You are buried among the azaleas, you most favouritist place in the world. Mummy says you’ll be safe there from the foxes and the squirrels who might dig you up and eat your bones. The azaleas are poisonous, she tells me. The animals know better than to dig there.
I tell her I miss you.
She tells me that’s normal. Everybody goes through something like this.
I asked her why we didn’t put you in a box. Everyone on TV gets put in a box before they are put in the ground. Aunt June got put in a box. She says we didn’t have one big enough. I think she is right. You were awfully big.

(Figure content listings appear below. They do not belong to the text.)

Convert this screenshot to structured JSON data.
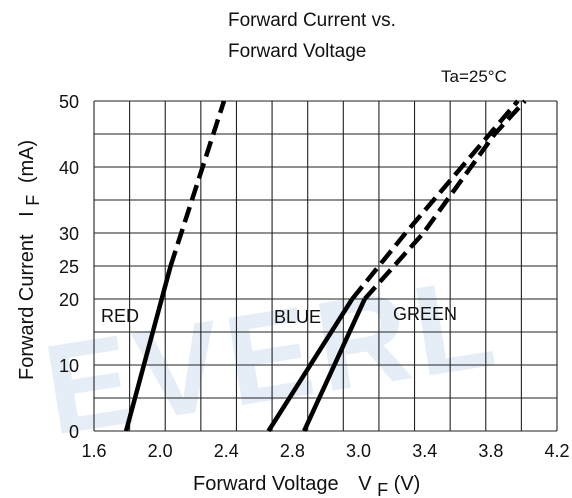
{
  "chart_data": {
    "type": "line",
    "title_lines": [
      "Forward Current vs.",
      "Forward Voltage"
    ],
    "annotation": "Ta=25°C",
    "xlabel": {
      "main": "Forward Voltage",
      "symbol": "V",
      "subscript": "F",
      "unit": "(V)"
    },
    "ylabel": {
      "main": "Forward Current",
      "symbol": "I",
      "subscript": "F",
      "unit": "(mA)"
    },
    "xlim": [
      1.6,
      4.2
    ],
    "x_ticks": [
      "1.6",
      "2.0",
      "2.4",
      "2.8",
      "3.0",
      "3.4",
      "3.8",
      "4.2"
    ],
    "y_ticks": [
      {
        "label": "0",
        "value": 0
      },
      {
        "label": "10",
        "value": 10
      },
      {
        "label": "20",
        "value": 20
      },
      {
        "label": "25",
        "value": 25
      },
      {
        "label": "30",
        "value": 30
      },
      {
        "label": "40",
        "value": 40
      },
      {
        "label": "50",
        "value": 50
      }
    ],
    "grid": true,
    "series": [
      {
        "name": "RED",
        "solid": [
          [
            1.78,
            0
          ],
          [
            2.03,
            25
          ]
        ],
        "dashed": [
          [
            2.03,
            25
          ],
          [
            2.33,
            50
          ]
        ]
      },
      {
        "name": "BLUE",
        "solid": [
          [
            2.58,
            0
          ],
          [
            3.05,
            20
          ]
        ],
        "dashed": [
          [
            3.05,
            20
          ],
          [
            3.35,
            30
          ],
          [
            3.98,
            50
          ]
        ]
      },
      {
        "name": "GREEN",
        "solid": [
          [
            2.78,
            0
          ],
          [
            3.12,
            20
          ]
        ],
        "dashed": [
          [
            3.12,
            20
          ],
          [
            3.45,
            30
          ],
          [
            3.85,
            45
          ],
          [
            4.02,
            50
          ]
        ]
      }
    ],
    "watermark": "EVERL"
  }
}
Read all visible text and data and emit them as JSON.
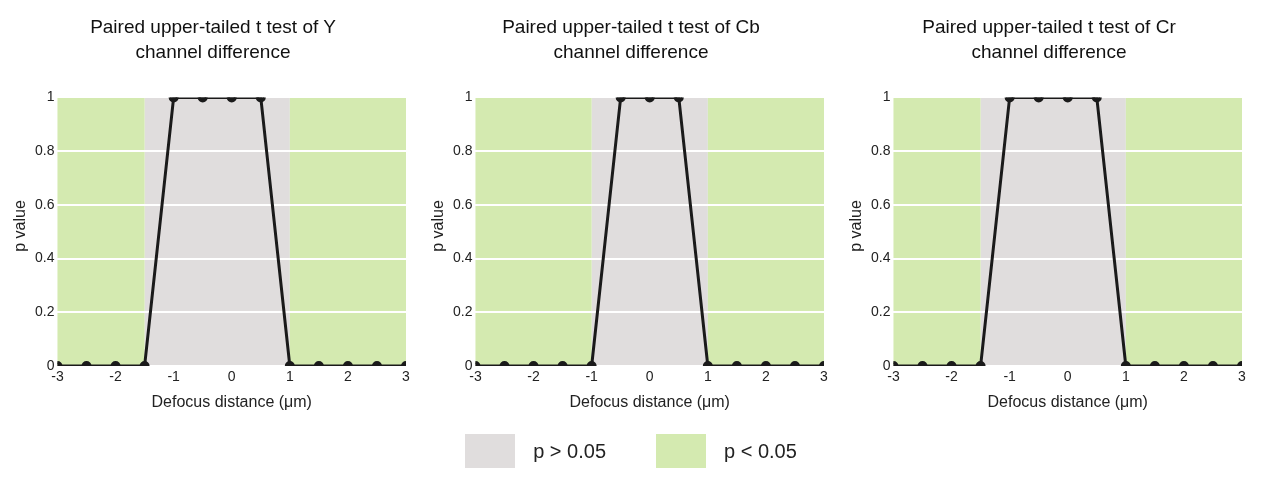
{
  "chart_data": [
    {
      "type": "line",
      "title": "Paired upper-tailed t test of Y channel difference",
      "xlabel": "Defocus distance (μm)",
      "ylabel": "p value",
      "x": [
        -3,
        -2.5,
        -2,
        -1.5,
        -1,
        -0.5,
        0,
        0.5,
        1,
        1.5,
        2,
        2.5,
        3
      ],
      "series": [
        {
          "color": "#1a1a1a",
          "values": [
            0,
            0,
            0,
            0,
            1,
            1,
            1,
            1,
            0,
            0,
            0,
            0,
            0
          ]
        }
      ],
      "bands": [
        {
          "axis": "x",
          "from": -1.5,
          "to": 1,
          "label": "p > 0.05",
          "color": "#e0dddd"
        },
        {
          "axis": "x",
          "from": -3,
          "to": -1.5,
          "label": "p < 0.05",
          "color": "#d4eab0"
        },
        {
          "axis": "x",
          "from": 1,
          "to": 3,
          "color": "#d4eab0"
        }
      ],
      "xlim": [
        -3,
        3
      ],
      "xticks": [
        -3,
        -2,
        -1,
        0,
        1,
        2,
        3
      ],
      "ylim": [
        0,
        1
      ],
      "yticks": [
        0,
        0.2,
        0.4,
        0.6,
        0.8,
        1
      ],
      "grid": "y",
      "legend": "bottom",
      "marker": "circle",
      "line_style": "solid"
    },
    {
      "type": "line",
      "title": "Paired upper-tailed t test of Cb channel difference",
      "xlabel": "Defocus distance (μm)",
      "ylabel": "p value",
      "x": [
        -3,
        -2.5,
        -2,
        -1.5,
        -1,
        -0.5,
        0,
        0.5,
        1,
        1.5,
        2,
        2.5,
        3
      ],
      "series": [
        {
          "color": "#1a1a1a",
          "values": [
            0,
            0,
            0,
            0,
            0,
            1,
            1,
            1,
            0,
            0,
            0,
            0,
            0
          ]
        }
      ],
      "bands": [
        {
          "axis": "x",
          "from": -1,
          "to": 1,
          "color": "#e0dddd"
        },
        {
          "axis": "x",
          "from": -3,
          "to": -1,
          "color": "#d4eab0"
        },
        {
          "axis": "x",
          "from": 1,
          "to": 3,
          "color": "#d4eab0"
        }
      ],
      "xlim": [
        -3,
        3
      ],
      "xticks": [
        -3,
        -2,
        -1,
        0,
        1,
        2,
        3
      ],
      "ylim": [
        0,
        1
      ],
      "yticks": [
        0,
        0.2,
        0.4,
        0.6,
        0.8,
        1
      ],
      "grid": "y",
      "marker": "circle",
      "line_style": "solid"
    },
    {
      "type": "line",
      "title": "Paired upper-tailed t test of Cr channel difference",
      "xlabel": "Defocus distance (μm)",
      "ylabel": "p value",
      "x": [
        -3,
        -2.5,
        -2,
        -1.5,
        -1,
        -0.5,
        0,
        0.5,
        1,
        1.5,
        2,
        2.5,
        3
      ],
      "series": [
        {
          "color": "#1a1a1a",
          "values": [
            0,
            0,
            0,
            0,
            1,
            1,
            1,
            1,
            0,
            0,
            0,
            0,
            0
          ]
        }
      ],
      "bands": [
        {
          "axis": "x",
          "from": -1.5,
          "to": 1,
          "color": "#e0dddd"
        },
        {
          "axis": "x",
          "from": -3,
          "to": -1.5,
          "color": "#d4eab0"
        },
        {
          "axis": "x",
          "from": 1,
          "to": 3,
          "color": "#d4eab0"
        }
      ],
      "xlim": [
        -3,
        3
      ],
      "xticks": [
        -3,
        -2,
        -1,
        0,
        1,
        2,
        3
      ],
      "ylim": [
        0,
        1
      ],
      "yticks": [
        0,
        0.2,
        0.4,
        0.6,
        0.8,
        1
      ],
      "grid": "y",
      "marker": "circle",
      "line_style": "solid"
    }
  ]
}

Mummy smiles. I ask her how you died and she stops smiling. Sometimes it’s just your time to go, she says.
What happens then?
After you die?
I nod.
Well, honey, if you’ve lived a good life you get to go to heaven.
What’s that?
It’s a place where you can have everything you ever wanted.
So I can have whatever I want when I die?
You’ve a long time to live yet, my little one.
We are at the window, watching the birds in the garden. A big black bird scratches at worms in the grass. You used to love watching the birds with me.
Is Daddy in heaven? I ask her.
I don’t know, honey. We watch as the bird pulls up a really big fat one. Why do you ask? she says.
I look past the bird to the azaleas and the flowers you planted near the bird feeder.
Because he’s with all his favourite things right now, I tell her. She doesn’t reply.
We have waffles for breakfast. We burry them with melted chocolate spread, banana and maple syrup. I think Mummy misses you. She was crying while we ate them.